Последние минут десять потратил на описание того, как должно быть. Говорил о том, что надо дозволить переселение малоземельных крестьян в Сибирь. О транспортной линии, которая, словно артерия, должна связать богатейшие восточные территории с Россией. О том, как надобно бы действовать русским купцам в Китае. О концессиях на строительство русскими подрядчиками телеграфной и железнодорожной линий в пределах нашего юго-восточного соседа. О Чуйском тракте и о торговом доминировании в почти полумиллиардной стране. О том, как циньское серебро могло бы способствовать развитию отечественной промышленности. О Тихом океане, о торговле с Америкой через восточные порты, о рыбных промыслах и рыбных же пиратах. О мощном стальном пароходном бронированном флоте. О сильной, вооруженной русским оружием армии.
Тишина, на минуту повисшая под высоченными потолками Николаевского зала, когда я закончил и поклонился, чувствительным холодком прокатила по взмокшей спине. Господи, неужто они ничего не поняли?! Но нет! Один, второй, третий… десять, тридцать… и наконец все до одного человека встали с мест и, стоя, мне аплодировали. Включая графа Строганова, кстати. Фух. Только тогда я ощутил, как подрагивают от волнения коленки.
Кто-то подходил, тряс руку. Какие-то рожи, брызгая слюной, что-то пытались доказать. Совали картонки визитных карточек. Незнакомый толстый господин грозил мне волосатым пальцем, крестился, а потом лез целоваться. Вроде трезвый был… Ни графа, ни Володи Барятинского я в тот день больше не видел. Да и глупо было бы надеяться, что придворные или, того пуще, царевич полезут на сцену выражать свой восторг от откровенно рекламного сообщения.
Толпа провожала до самой кареты.
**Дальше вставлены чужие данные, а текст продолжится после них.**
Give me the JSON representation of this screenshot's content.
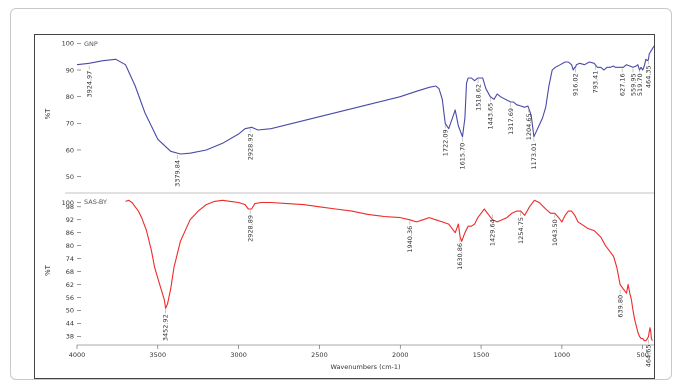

Лошади пугались, косились на зачем-то что-то кричащих людей и тронули с места так резко, что я опрокинулся на спинку сиденья.
– М-да, – сказал Михаил Константинович Сидоров, которого я взялся подвезти до дома. – А ледокол-то я все одно построю. Ныне же летом в Кронштадте и заложим.
– Помоги вам Господь, – кивнул я. И вспомнил, что так ни слова и не сказал о пароходах на Оби и о значении великой реки для Западной Сибири. Даже настроение сразу пропало.
С вечера еще велел купить у мальчишек-разносчиков все утренние газеты. Вдруг хоть кто-нибудь, хоть чуточку, хоть малюсенькую заметочку успеет тиснуть. Ничего не нашел. После завтрака отправил Апанаса с Артемкой на рынок с заданием – послушать, что говорят о моем вчерашнем выступлении. Газеты газетами, а слухи – как барабаны африканских папуасов: способны пересечь континент за считаные часы.